Undoing Secrets and Loss: Reading Family Narrative and Reclaiming a Name

In 1906 at age four, my grandmother lost her mother to a cause of death unknown because it was unrecorded and unspoken. About seventy years later, my father mentioned over a weeknight meal that my grandmother also had two older sisters. This was the first I had heard of not one, but three women lost to our family. Death had taken a little girl’s mother, and marriage to practicing Catholics had taken her sisters at a time and place where Protestants marrying Catholics was unbendingly verboten. Within about 10 years of girlhood, my grandmother’s three core influences of family, culture, and women’s ways of learning and knowing permanently were gone. A step-mother entered her life, a person my grandfather once said had treated my grandmother worse than a kicked dog. 

These are family narratives, and while little is known, what has been retained and spoken aloud shapes my understanding of my grandmother’s behavior, beliefs and choices — for example, her insistence that her own children remain close, that my cousin always remember me on my birthday (she remembers not my birthday, but that Grandma told her to remember it), and that food can become scarce and working hard earns one the right to eat.

What I have written here is almost all of what I know. Records, including public records, seem scarce, except for this: my grandmother recorded her mother’s name in a family Bible (see image below). Margaret Rées. Two census records show she also went by Maggie, and, when I say the name aloud, it feels uplifting, lively. Maggie. The syllables bubble up. Maggie dancing and celebrating. She had immigrated from Wales in the late nineteenth century, perhaps alone, but had married a handsome man of some humor and had three healthy daughters and an extended family in her new home. Her youngest daughter, Beatrice Elizabeth, will be an artist and philanthropist with her baking and needlework and a celebrated oil painter later in life. Maggie has cause to laugh and dance. 

I am researching her. I have found no death record, no grave, no news announcement, just an absence in the U.S. Census records — no longer a line item for Margaret “Maggie” Homrighouse, née Rées. 

In online ancestry platforms, I have corrected the record of who my great-grandmother is, exclaiming as loudly as I can across digital space that the hard, mean woman who abused her remaining step-daughter was not my great-grandmother. History shows that Margaret Rées lived, contributed, and died so young and abruptly that, 120 years later, her family still is trying to know what happened.
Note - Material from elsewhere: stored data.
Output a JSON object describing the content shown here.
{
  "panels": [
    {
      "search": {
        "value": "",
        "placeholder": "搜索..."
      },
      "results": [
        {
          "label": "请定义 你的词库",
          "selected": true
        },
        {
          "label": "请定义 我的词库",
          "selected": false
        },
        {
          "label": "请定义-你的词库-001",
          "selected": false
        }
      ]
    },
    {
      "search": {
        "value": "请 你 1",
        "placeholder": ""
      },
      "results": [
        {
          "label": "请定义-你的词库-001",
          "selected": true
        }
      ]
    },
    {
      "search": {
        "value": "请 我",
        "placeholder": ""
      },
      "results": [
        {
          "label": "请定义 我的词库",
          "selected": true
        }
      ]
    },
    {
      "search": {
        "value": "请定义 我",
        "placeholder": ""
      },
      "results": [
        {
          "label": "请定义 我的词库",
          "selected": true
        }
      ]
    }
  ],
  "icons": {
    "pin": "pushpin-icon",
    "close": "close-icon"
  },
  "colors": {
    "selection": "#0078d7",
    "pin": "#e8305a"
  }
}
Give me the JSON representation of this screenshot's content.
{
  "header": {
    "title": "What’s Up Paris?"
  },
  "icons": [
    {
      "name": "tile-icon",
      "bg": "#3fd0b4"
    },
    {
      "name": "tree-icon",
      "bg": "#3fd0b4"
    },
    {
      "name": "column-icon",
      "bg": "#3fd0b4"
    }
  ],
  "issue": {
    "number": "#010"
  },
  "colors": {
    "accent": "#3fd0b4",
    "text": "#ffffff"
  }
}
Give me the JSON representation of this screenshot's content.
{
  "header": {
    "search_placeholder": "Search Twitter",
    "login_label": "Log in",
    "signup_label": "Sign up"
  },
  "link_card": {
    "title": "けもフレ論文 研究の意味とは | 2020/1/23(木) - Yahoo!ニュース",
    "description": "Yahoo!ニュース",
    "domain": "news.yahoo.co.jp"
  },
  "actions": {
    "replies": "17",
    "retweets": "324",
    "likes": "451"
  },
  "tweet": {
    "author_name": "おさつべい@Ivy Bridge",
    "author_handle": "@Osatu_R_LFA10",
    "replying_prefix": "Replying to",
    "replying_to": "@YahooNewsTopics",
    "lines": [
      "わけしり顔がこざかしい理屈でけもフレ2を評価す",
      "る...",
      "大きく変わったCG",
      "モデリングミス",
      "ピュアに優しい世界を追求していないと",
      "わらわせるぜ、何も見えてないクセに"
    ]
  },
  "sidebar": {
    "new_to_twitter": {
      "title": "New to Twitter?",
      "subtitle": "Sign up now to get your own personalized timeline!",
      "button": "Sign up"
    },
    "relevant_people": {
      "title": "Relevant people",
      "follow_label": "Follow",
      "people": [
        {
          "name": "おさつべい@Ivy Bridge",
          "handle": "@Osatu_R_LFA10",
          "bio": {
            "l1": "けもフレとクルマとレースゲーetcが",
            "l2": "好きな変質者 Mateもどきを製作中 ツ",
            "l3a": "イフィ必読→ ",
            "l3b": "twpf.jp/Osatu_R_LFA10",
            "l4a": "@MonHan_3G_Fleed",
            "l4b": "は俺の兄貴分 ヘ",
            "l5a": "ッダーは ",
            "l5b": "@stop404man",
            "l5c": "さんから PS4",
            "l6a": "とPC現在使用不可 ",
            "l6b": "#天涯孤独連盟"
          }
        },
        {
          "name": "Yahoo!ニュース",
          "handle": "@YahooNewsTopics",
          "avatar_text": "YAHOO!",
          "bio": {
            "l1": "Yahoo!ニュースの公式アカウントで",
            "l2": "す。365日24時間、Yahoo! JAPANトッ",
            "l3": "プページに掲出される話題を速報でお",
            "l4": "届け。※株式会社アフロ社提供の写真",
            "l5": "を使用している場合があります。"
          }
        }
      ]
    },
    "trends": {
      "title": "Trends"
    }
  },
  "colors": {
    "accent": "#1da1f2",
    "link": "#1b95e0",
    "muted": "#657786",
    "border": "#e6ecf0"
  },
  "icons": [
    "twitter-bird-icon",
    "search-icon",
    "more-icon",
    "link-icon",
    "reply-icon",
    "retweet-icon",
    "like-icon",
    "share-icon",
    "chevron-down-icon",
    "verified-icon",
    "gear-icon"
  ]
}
I am embracing her and resurrecting her. And professionally adopting her name, Rées. The translation of Rées is fiery, enthusiastic, ardent, aglow. Intuitively that feels like the Maggie of whom I am learning, the great-grandmother who, it seems, has my back as I have her unfolding story at heart.

 

“Home is where your story begins”

reads the inscription on the memorial and grave marker for Zora Neale Hurston in Fort Pierce, Florida. Alice Walker resurrected Hurston’s story, books, bibliography, and spirit in the mid-1970s, reintroducing us all to Zora Neale as I think of her. 

If you’re interested, this article by Alice Walker is a brilliant follow up to this blog post. Finding a World that I Thought Was Lost: Zora Neale Hurston and the People She Looked at Very Hard and Loved Very Much

 

We resurrect our foremothers. In doing so, we meet a starting point to ourselves. Home is where the story begins, but story is a lifeline that takes us home.


There is more to this story to come. Thank you.